The film, adapted from Inga Sætre’s graphic novel Fallteknikk, employs the artist and utilizes overlaid, hand-drawn illustrations to explore Rakel’s psyche. Doodled flourishes occur throughout in the form of flashbacks and bouts of dissociation, but Ninjababy, named after his sneaky, second-trimester discovery, visits Rakel often, charming her and trying to help her work out what she wants in life and his own future. Rakel is complicated though, she’s not always tied down to conventions of manners and courtesy and can come off quite brash when put in a corner. Rising talent Kristine Kujath Thorp performs excellently in a role full of contradictions: Rakel develops a deep care for her unborn Ninjababy, yet struggles with maternal feelings. She feels unencumbered by gender expectations, yet is confronted with them every step of the way. She’s forced to put the pieces together for her offspring’s impending life, taking the decisions into her own hands while a growing number of voices vie to be part of the village it takes to raise a child, as the saying goes.

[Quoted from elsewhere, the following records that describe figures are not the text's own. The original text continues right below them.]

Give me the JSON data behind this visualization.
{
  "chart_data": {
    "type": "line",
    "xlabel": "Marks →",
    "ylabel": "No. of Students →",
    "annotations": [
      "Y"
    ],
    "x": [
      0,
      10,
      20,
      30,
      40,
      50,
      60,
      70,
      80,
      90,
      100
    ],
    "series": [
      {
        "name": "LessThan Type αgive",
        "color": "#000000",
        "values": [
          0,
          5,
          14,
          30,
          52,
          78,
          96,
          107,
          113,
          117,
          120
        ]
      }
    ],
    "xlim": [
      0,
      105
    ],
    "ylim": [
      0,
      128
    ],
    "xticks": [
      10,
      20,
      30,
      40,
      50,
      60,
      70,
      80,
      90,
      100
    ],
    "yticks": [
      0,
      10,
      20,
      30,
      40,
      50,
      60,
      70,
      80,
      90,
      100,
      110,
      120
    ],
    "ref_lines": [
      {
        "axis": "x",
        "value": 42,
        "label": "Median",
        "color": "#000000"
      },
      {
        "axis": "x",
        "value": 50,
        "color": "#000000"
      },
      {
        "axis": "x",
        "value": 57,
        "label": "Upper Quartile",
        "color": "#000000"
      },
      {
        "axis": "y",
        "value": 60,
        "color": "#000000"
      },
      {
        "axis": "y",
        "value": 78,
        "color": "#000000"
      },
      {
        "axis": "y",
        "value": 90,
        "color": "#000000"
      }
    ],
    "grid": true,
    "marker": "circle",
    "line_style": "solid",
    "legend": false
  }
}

The web of possible parents expands as the true baby daddy, one unready man known colloquially as ‘Dick Jesus’ (a brooding, assholish Arthur Berning) comes into play, as does Rakel’s older sister Mie (singer Silya Nymoen). Despite the abbreviated period to make preparations and the inherent drama of the situation, the film is chiefly wholesome and tender, perhaps informing the programming in Berlinale’s Generation 14plus section. The sophomore film from Yngvild Sve Flikke, whose debut Women in Oversized Men’s Shirts also finds a young woman pregnant while on the precipice of discovery, is confidently directed, clever and courageous but also totally in control of its materials and multi-disciplinary nature. In less steady hands the comedy brought with the animation could read as juvenile or twee, but Flikke’s film is youthful, artistically curious and messily sincere.